When it comes to ownership of these parks, the industry is still highly fragmented. Nearly 88% of facilities are independently owned, while REITs account for just 2% of the market. Larger operators with more than 20 facilities represent about 5%, and another 5% is held by small- to medium-sized platforms. This breakdown highlights the entrepreneurial roots of the industry and the growing role of institutional players looking to scale.

 

How Many People Go Camping and RVing?

Camping participation has surged in recent years. KOA reports that 58 million households camped between 2020-2023, and by 2024, 11 million more households were camping compared to 2019. That demand translated into $61 billion in camping expenditures in 2024, underscoring the sector’s role as a major driver of the travel economy. RVing remains central to this growth, with nearly 15 million households camping in RVs at its 2022 peak and about 10 million doing so in 2024. RV travel remains at the core of this momentum, drawing nearly 15 million households in 2022 and still engaging about 10 million in 2024.

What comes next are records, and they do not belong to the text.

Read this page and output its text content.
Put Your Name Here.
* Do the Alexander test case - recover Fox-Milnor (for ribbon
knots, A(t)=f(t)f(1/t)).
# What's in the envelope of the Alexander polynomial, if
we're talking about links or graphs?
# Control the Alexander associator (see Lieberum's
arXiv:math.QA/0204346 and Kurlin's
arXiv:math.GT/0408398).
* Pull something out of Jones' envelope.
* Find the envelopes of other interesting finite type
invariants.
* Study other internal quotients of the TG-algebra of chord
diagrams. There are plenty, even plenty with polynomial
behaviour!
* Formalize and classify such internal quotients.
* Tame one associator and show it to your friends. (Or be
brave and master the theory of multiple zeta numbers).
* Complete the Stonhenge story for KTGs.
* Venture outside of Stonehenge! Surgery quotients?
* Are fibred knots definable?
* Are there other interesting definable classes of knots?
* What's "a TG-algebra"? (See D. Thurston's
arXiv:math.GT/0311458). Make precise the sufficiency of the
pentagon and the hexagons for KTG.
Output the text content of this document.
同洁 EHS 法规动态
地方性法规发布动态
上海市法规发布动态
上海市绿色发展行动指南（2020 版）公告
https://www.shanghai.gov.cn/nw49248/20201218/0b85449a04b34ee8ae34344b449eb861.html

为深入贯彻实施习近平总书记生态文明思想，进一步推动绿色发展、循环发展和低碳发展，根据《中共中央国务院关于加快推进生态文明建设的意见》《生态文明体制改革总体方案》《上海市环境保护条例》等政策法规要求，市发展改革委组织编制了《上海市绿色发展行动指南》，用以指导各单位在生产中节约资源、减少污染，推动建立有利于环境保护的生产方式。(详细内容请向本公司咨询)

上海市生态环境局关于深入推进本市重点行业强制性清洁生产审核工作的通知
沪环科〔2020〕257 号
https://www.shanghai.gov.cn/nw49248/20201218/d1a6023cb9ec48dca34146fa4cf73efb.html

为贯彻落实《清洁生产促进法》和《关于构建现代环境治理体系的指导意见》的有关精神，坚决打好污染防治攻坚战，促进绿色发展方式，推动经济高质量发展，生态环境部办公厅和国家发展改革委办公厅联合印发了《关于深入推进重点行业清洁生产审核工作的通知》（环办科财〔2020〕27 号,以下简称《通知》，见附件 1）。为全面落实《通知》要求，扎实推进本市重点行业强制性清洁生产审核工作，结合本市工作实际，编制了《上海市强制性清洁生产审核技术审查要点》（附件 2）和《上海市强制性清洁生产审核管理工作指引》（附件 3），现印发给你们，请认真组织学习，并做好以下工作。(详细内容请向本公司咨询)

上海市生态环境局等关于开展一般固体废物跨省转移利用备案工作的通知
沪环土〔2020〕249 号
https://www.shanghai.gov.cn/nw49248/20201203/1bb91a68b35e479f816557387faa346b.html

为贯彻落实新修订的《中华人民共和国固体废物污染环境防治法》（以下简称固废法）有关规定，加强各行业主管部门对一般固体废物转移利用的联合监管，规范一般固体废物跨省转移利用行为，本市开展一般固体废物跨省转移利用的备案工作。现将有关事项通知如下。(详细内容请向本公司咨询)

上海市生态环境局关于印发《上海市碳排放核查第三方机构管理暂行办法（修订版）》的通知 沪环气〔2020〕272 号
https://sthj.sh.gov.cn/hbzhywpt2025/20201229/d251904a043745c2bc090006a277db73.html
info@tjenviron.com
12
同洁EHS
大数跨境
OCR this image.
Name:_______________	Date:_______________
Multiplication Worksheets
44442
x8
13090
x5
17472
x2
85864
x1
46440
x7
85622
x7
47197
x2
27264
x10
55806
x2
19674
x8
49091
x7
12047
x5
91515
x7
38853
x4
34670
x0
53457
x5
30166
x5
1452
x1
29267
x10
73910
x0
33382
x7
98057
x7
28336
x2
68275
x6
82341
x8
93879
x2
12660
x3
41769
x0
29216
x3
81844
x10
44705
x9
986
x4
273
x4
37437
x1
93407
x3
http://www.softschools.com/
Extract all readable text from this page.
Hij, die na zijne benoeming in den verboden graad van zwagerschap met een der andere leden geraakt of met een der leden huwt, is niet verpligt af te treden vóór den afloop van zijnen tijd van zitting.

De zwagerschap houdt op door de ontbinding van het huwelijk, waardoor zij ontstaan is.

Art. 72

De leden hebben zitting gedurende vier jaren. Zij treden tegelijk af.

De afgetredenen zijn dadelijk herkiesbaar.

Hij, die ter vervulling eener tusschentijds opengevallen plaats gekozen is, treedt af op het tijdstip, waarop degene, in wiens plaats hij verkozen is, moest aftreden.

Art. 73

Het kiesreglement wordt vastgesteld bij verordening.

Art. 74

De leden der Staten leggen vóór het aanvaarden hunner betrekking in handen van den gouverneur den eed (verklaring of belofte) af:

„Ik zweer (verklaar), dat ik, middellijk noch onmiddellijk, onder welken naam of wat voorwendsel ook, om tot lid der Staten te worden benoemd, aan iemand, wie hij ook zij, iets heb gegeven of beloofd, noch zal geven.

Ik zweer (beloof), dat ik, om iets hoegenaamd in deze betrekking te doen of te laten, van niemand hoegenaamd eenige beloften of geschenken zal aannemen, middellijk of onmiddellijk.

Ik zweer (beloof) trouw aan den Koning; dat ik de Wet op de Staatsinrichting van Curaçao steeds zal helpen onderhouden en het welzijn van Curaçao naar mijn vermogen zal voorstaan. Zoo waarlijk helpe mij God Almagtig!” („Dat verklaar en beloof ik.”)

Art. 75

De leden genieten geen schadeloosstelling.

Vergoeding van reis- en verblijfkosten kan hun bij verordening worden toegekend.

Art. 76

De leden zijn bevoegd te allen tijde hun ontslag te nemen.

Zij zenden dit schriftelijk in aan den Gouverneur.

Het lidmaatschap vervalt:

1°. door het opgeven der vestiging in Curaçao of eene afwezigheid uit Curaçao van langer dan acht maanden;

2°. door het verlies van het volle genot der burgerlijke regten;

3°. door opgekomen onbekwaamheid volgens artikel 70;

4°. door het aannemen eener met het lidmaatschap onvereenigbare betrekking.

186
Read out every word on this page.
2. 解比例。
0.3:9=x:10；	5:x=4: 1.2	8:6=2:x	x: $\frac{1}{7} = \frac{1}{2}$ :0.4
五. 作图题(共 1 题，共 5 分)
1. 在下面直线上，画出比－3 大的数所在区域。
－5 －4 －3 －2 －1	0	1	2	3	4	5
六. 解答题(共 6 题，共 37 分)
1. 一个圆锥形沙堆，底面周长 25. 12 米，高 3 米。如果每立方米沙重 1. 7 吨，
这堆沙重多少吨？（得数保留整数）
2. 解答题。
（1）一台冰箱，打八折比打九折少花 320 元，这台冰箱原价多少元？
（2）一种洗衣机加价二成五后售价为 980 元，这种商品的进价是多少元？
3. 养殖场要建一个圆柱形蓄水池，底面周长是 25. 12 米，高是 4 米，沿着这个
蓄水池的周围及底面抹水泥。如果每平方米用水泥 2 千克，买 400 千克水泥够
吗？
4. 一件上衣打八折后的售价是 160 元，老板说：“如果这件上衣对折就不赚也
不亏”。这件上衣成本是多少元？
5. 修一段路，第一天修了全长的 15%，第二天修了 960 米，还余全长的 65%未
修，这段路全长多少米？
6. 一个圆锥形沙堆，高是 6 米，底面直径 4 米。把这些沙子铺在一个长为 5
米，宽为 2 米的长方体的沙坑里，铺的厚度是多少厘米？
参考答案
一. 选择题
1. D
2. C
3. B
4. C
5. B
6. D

The demographic base of campers is shifting as younger generations take the lead. Millennials now comprise 31% of all campers, with Gen Z close behind at 26%, indicating a strong pipeline of future demand. According to the RV Industry Association (RVIA), today’s RV owners are younger, more representative of the broader population, and using their RVs more often – a median of 30 days per year, up 50% since 2021. With 8.1 million households currently owning an RV and another 16.9 million considering a purchase within five years, the outlook for growth remains robust.

 

What’s Fueling the Growth of This Industry?

Demand-Side Drivers

  • Record RV Ownership: RVIA reports 8.1 million U.S. households own an RV
  • Remote Work Culture: Full-time RV living and hybrid travel/work lifestyles on the rise
  • Affordability vs. Hotels: RV stays often cost less than hotels, especially for families
  • Public Land Access: 640M+ acres of public land sustain long-term demand
  • Generational Shift: Millennials (31%) and Gen Z (26%) now drive most camping activity

Supply-Side Trends

  • Increased Private Equity Investment: Firms like Blackstone and Sun Communities are expanding portfolios
  • Big-Name Entry: Hotel giants such as Hyatt, Hilton, Marriott, and BWH Hotels are venturing into outdoor hospitality
  • Continued development: New parks and expansions keep rising despite zoning challenges
  • Amenity-Driven Differentiation: Wi-Fi, pools, playgrounds, and community events are becoming standard
  • Glamping Growth: Luxury tents, yurts, and tiny homes broaden the market beyond RV users

 

TL; DR: How Big Is the RV Park & Campground Industry?

 

  • Scale: Over 16,200 privately owned RV parks with 1.3M+ campsites, plus 1,500 public campgrounds; industry valued at $10.9 billion in 2025.
  • Participation: 58 million households camped 2020–2023, with 11 million more camping in 2024 vs. 2019; Millennials (31%) and Gen Z (26%) now lead participation.
  • Economic Impact: $61 billion in camping expenditures (2024), fueling local tourism and rural economies.
  • Facility Types: 3.6% offer glamping, 10.3% feature cabins/tiny homes/yurts, and 38% are long-term lease communities.
  • Geography: Half of all parks are in the South; top states are Texas (~3,000+ parks), Florida (1,000+), and California (919).
  • Ownership: Still fragmented with 88% independently owned, just 2% REITs, and 10% multi-facility owners, leaving room for consolidation.